For traders ready to take their analysis even further, the Advanced stock trading course builds on Diploma foundations with time analysis, Elliott Wave techniques, and portfolio construction principles. You can also explore the full ASX video library for ongoing weekly market analysis, or learn more about Wealth Within and our 24 plus year track record.
Final Thoughts
Three of Australia's biggest stocks are trading at prices that look unusually cheap compared to recent history. Whether or not they deliver substantial upside from here depends on what happens at very specific technical levels. Fortescue needs to hold its breakout, Goodman Group needs to break its downward momentum at $32, and CBA needs to either bounce from $150 or pull back to a more attractive entry around $130.

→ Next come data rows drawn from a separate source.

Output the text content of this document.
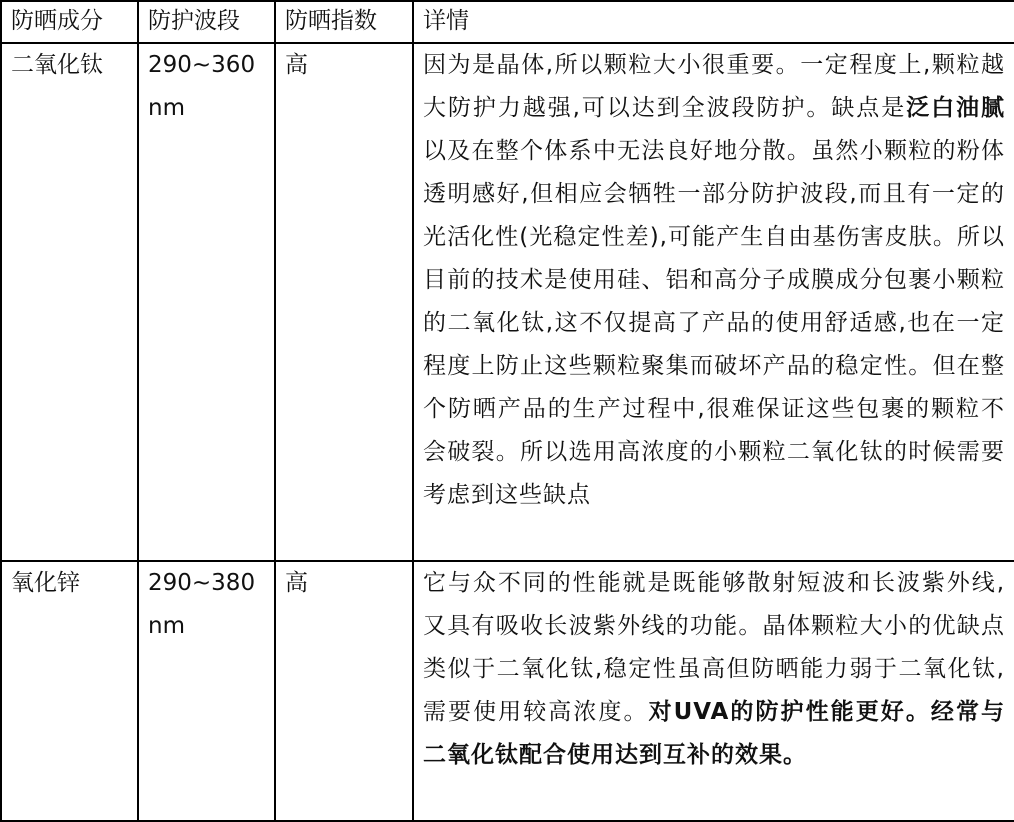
防晒成分	防护波段	防晒指数	详情
二氧化钛	290~360 nm	高	因为是晶体,所以颗粒大小很重要。一定程度上,颗粒越大防护力越强,可以达到全波段防护。缺点是泛白油腻以及在整个体系中无法良好地分散。虽然小颗粒的粉体透明感好,但相应会牺牲一部分防护波段,而且有一定的光活化性(光稳定性差),可能产生自由基伤害皮肤。所以目前的技术是使用硅、铝和高分子成膜成分包裹小颗粒的二氧化钛,这不仅提高了产品的使用舒适感,也在一定程度上防止这些颗粒聚集而破坏产品的稳定性。但在整个防晒产品的生产过程中,很难保证这些包裹的颗粒不会破裂。所以选用高浓度的小颗粒二氧化钛的时候需要考虑到这些缺点
氧化锌	290~380 nm	高	它与众不同的性能就是既能够散射短波和长波紫外线,又具有吸收长波紫外线的功能。晶体颗粒大小的优缺点类似于二氧化钛,稳定性虽高但防晒能力弱于二氧化钛,需要使用较高浓度。对UVA的防护性能更好。经常与二氧化钛配合使用达到互补的效果。
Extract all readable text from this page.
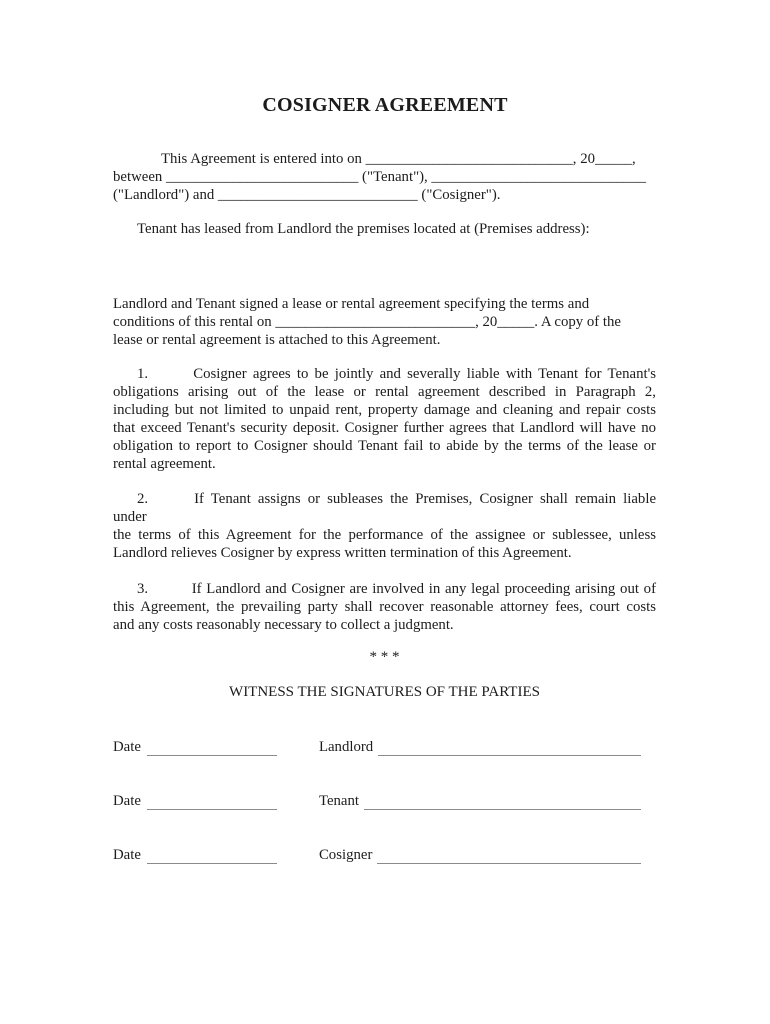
COSIGNER AGREEMENT
This Agreement is entered into on ____________________________, 20_____,
between __________________________ ("Tenant"), _____________________________
("Landlord") and ___________________________ ("Cosigner").
Tenant has leased from Landlord the premises located at (Premises address):
Landlord and Tenant signed a lease or rental agreement specifying the terms and
conditions of this rental on ___________________________, 20_____. A copy of the
lease or rental agreement is attached to this Agreement.
1.	Cosigner agrees to be jointly and severally liable with Tenant for Tenant's
obligations arising out of the lease or rental agreement described in Paragraph 2,
including but not limited to unpaid rent, property damage and cleaning and repair costs
that exceed Tenant's security deposit. Cosigner further agrees that Landlord will have no
obligation to report to Cosigner should Tenant fail to abide by the terms of the lease or
rental agreement.
2.	If Tenant assigns or subleases the Premises, Cosigner shall remain liable under
the terms of this Agreement for the performance of the assignee or sublessee, unless
Landlord relieves Cosigner by express written termination of this Agreement.
3.	If Landlord and Cosigner are involved in any legal proceeding arising out of
this Agreement, the prevailing party shall recover reasonable attorney fees, court costs
and any costs reasonably necessary to collect a judgment.
* * *
WITNESS THE SIGNATURES OF THE PARTIES
Date	Landlord
Date	Tenant
Date	Cosigner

The traders who profit from setups like these aren't the ones who guess. They're the ones who wait for confirmation, respect technical levels, manage risk with defined stops, and recognise that being patient is often the highest-paying skill in markets. With the right analytical framework, beaten-up blue chips can become some of the most rewarding opportunities the ASX offers.
Disclaimer: This article is general in nature and does not constitute personal financial advice. Always conduct your own research or consult a licensed adviser before making investment decisions.